Commenting on the findings leading financial advisor, The Money Doctor, John Lowe said:

“Thankfully, we’re all living longer and healthier lives so hopefully won’t need to think about our burial or cremation for a long time. That said, accidents do happen, and the survey shows that costs are considerable and vary widely. And because it’s an event that is a celebration of a life, there’s a natural inclination to add in elements to create a more bespoke - but therefore more expensive – final farewell. That’s why a simple bit of financial planning now can avoid additional heartache for family and loved ones also having to cope with the extra burden of burial costs.”

Costs of “Disbursements” & Coffins

In addition to a “standard funeral”, there are additional and in many cases, unavoidable costs to be considered.

These so called “Disbursements” include costs for everything from a Church Offering, Priest, Sacristan, Singer, Organist, Flowers, Obituary Notice, Radio, Doctors and Coroners Fee.
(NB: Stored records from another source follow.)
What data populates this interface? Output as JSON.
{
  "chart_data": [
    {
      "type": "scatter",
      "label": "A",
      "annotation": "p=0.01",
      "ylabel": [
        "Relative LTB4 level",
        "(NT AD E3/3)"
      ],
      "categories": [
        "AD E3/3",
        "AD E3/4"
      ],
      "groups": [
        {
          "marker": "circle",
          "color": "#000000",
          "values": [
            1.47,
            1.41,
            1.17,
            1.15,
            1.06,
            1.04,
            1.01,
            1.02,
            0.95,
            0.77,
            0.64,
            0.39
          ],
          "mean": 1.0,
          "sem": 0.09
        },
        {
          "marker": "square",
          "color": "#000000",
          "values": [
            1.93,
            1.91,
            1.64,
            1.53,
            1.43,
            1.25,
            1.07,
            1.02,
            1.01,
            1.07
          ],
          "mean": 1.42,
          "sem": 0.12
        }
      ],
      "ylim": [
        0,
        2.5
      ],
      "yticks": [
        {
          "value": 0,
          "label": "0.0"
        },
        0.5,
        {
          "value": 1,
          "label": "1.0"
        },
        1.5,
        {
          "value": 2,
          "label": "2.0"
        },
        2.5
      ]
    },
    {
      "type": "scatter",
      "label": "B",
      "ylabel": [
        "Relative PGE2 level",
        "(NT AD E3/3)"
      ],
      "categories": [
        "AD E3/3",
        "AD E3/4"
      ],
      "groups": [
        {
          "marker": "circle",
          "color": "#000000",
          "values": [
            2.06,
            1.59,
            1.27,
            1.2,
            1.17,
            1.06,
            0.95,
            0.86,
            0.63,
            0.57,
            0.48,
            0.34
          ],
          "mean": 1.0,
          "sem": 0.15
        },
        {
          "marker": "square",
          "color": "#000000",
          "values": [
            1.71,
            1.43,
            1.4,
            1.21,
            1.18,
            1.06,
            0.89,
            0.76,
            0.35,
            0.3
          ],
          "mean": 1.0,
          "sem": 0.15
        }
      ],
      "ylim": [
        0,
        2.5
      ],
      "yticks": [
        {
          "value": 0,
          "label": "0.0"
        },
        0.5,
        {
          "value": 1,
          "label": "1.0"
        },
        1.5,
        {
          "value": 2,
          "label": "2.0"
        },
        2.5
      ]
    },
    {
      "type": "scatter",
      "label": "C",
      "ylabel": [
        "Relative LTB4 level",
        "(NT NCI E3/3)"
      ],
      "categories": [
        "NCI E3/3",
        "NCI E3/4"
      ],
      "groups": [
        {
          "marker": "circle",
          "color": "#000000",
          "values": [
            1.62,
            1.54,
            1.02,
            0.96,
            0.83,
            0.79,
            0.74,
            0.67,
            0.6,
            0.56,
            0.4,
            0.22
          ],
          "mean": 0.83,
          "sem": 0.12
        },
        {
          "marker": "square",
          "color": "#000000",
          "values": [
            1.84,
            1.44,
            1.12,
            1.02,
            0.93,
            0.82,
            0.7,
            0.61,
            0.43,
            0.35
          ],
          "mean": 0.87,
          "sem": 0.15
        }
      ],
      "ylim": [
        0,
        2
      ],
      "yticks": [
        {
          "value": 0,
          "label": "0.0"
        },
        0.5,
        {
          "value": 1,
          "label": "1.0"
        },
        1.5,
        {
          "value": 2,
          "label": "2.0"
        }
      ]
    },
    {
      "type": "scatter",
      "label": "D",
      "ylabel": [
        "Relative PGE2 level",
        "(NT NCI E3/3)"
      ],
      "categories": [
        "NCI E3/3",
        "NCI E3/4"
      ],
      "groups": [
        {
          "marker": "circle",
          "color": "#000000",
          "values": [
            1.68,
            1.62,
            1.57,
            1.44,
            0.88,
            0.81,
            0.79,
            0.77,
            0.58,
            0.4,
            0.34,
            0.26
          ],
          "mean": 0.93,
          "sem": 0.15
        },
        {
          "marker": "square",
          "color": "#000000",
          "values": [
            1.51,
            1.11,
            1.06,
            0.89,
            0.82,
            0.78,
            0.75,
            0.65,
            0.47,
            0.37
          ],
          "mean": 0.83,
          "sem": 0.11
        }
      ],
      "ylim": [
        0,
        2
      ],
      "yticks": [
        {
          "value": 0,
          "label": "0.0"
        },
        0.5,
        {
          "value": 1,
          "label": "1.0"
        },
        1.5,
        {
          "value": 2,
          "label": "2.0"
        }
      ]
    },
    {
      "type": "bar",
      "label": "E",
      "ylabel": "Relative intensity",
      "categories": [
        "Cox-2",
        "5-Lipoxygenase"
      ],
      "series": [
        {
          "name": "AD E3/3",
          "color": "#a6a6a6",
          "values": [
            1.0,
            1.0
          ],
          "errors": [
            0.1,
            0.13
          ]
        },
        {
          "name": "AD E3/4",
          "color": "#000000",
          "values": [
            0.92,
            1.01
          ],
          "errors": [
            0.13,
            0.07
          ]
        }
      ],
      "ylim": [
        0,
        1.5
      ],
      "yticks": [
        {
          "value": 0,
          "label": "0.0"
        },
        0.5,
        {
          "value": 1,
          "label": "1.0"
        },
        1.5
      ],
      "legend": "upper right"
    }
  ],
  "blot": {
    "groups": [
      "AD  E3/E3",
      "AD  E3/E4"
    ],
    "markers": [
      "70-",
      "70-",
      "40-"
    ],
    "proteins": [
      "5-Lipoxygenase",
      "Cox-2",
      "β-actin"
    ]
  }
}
The survey found in this regard:

Amongst respondents, Laois at €1,440, Galway at €1,242 and Dublin at €1,177 were the top three most expensive locations for disbursements in Ireland (Kerry and Limerick were the least expensive at €470 and €573 respectively)


And while it might seem indelicate to mention it, the cost of a coffin can make a difference to the final funeral bill.

What’s described as a “standard coffin” is most affordable in Waterford at €1,177 and most expensive in Kerry and Laois (each costing €2,000). Dublin and Cork reported rates of €1,750 and €1,399 respectively.

The Money Doctor, John Lowe added: “The costs of dying in Ireland are many and varied so having some insurance protection in place can offer peace of mind at a very stressful time. For some, having the expenses sorted is great comfort.”